作为替代方案,我会建议一个流式解决方案,您可以通过使 Document
class 从 XmlSerializer
中增量复制每个文件的内容到 XML 输出实施 IXmlSerializable
:
public class Document : IXmlSerializable
{
public string DocumentPath { get; set; }
public string DocumentTitle
{
get
{
if (DocumentPath == null)
return null;
return Path.GetFileName(DocumentPath);
}
}
const string DocumentTitleName = "DocumentTitle";
const string BinaryDocumentName = "BinaryDocument";
#region IXmlSerializable Members
System.Xml.Schema.XmlSchema IXmlSerializable.GetSchema()
{
return null;
}
void ReadXmlElement(XmlReader reader)
{
if (reader.Name == DocumentTitleName)
DocumentPath = reader.ReadElementContentAsString();
}
void IXmlSerializable.ReadXml(XmlReader reader)
{
reader.ReadXml(null, ReadXmlElement);
}
void IXmlSerializable.WriteXml(XmlWriter writer)
{
writer.WriteElementString(DocumentTitleName, DocumentTitle ?? "");
if (DocumentPath != null)
{
try
{
using (var stream = File.OpenRead(DocumentPath))
{
// Write the start element if the file was successfully opened
writer.WriteStartElement(BinaryDocumentName);
try
{
var buffer = new byte[6 * 1024];
int read;
while ((read = stream.Read(buffer, 0, buffer.Length)) > 0)
writer.WriteBase64(buffer, 0, read);
}
finally
{
// Write the end element even if an error occurred while streaming the file.
writer.WriteEndElement();
}
}
}
catch (Exception ex)
{
// You could log the exception as an element or as a comment, as you prefer.
// Log as a comment
writer.WriteComment("Caught exception with message: " + ex.Message);
writer.WriteComment("Exception details:");
writer.WriteComment(ex.ToString());
// Log as an element.
writer.WriteElementString("ExceptionMessage", ex.Message);
writer.WriteElementString("ExceptionDetails", ex.ToString());
}
}
}
#endregion
}
// test class
public class DocumentContainer
{
public List<Document> DocumentCollection { get; set; }
}
public static class XmlSerializationExtensions
{
public static void ReadXml(this XmlReader reader, Action<IList<XAttribute>> readXmlAttributes, Action<XmlReader> readXmlElement)
{
if (reader.NodeType != XmlNodeType.Element)
throw new InvalidOperationException("reader.NodeType != XmlNodeType.Element");
if (readXmlAttributes != null)
{
var attributes = new List<XAttribute>(reader.AttributeCount);
while (reader.MoveToNextAttribute())
{
attributes.Add(new XAttribute(XName.Get(reader.Name, reader.NamespaceURI), reader.Value));
}
// Move the reader back to the element node.
reader.MoveToElement();
readXmlAttributes(attributes);
}
if (reader.IsEmptyElement)
{
reader.Read();
return;
}
reader.ReadStartElement(); // Advance to the first sub element of the wrapper element.

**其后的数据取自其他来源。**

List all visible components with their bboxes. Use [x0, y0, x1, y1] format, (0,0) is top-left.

while (reader.NodeType != XmlNodeType.EndElement)
{
if (reader.NodeType != XmlNodeType.Element)
// Comment, whitespace
reader.Read();
else
{
using (var subReader = reader.ReadSubtree())
{
while (subReader.NodeType != XmlNodeType.Element) // Read past XmlNodeType.None
if (!subReader.Read())
break;
if (readXmlElement != null)
readXmlElement(subReader);
}
reader.Read();
}
}
// Move past the end of the wrapper element
reader.ReadEndElement();
}
}
然后使用如下:
public static void SerializeFilesToXml(string directoryPath, string xmlPath)
{
var docs = from file in Directory.GetFiles(directoryPath)
select new Document { DocumentPath = file };
var container = new DocumentContainer { DocumentCollection = docs.ToList() };
using (var stream = File.Open(xmlPath, FileMode.Create, FileAccess.ReadWrite))
using (var writer = XmlWriter.Create(stream, new XmlWriterSettings { Indent = true, IndentChars = " " }))
{
new XmlSerializer(container.GetType()).Serialize(writer, container);
}
Debug.WriteLine("Wrote " + xmlPath);
}
使用流解决方案,当序列化 4 个文件,每个文件大约 250 MB 时,我的内存使用增加了 0.8 MB。使用原来的 classes,我的内存增加了 1022 MB。
更新
如果您需要将 XML 写入内存流,请注意 c# MemoryStream
has a hard maximum stream length of int.MaxValue
(i.e. 2 GB) because the underlying memory is simply a byte array. On a 32-bit process the effective max length will be much smaller, see OutOfMemoryException while populating MemoryStream: 256MB allocation on 16GB system.
要以编程方式检查您的进程是否真的是 32 位,请参阅 How to determine programmatically whether a particular process is 32-bit or 64-bit. To change to 64 bit, see What is the purpose of the “Prefer 32-bit” setting in Visual Studio 2012 and how does it actually work?。
如果您确定自己 运行 处于 64 位模式并且仍然超出 MemoryStream
的硬大小限制,也许请参阅 alternative to MemoryStream for large data volumes or MemoryStream replacement?。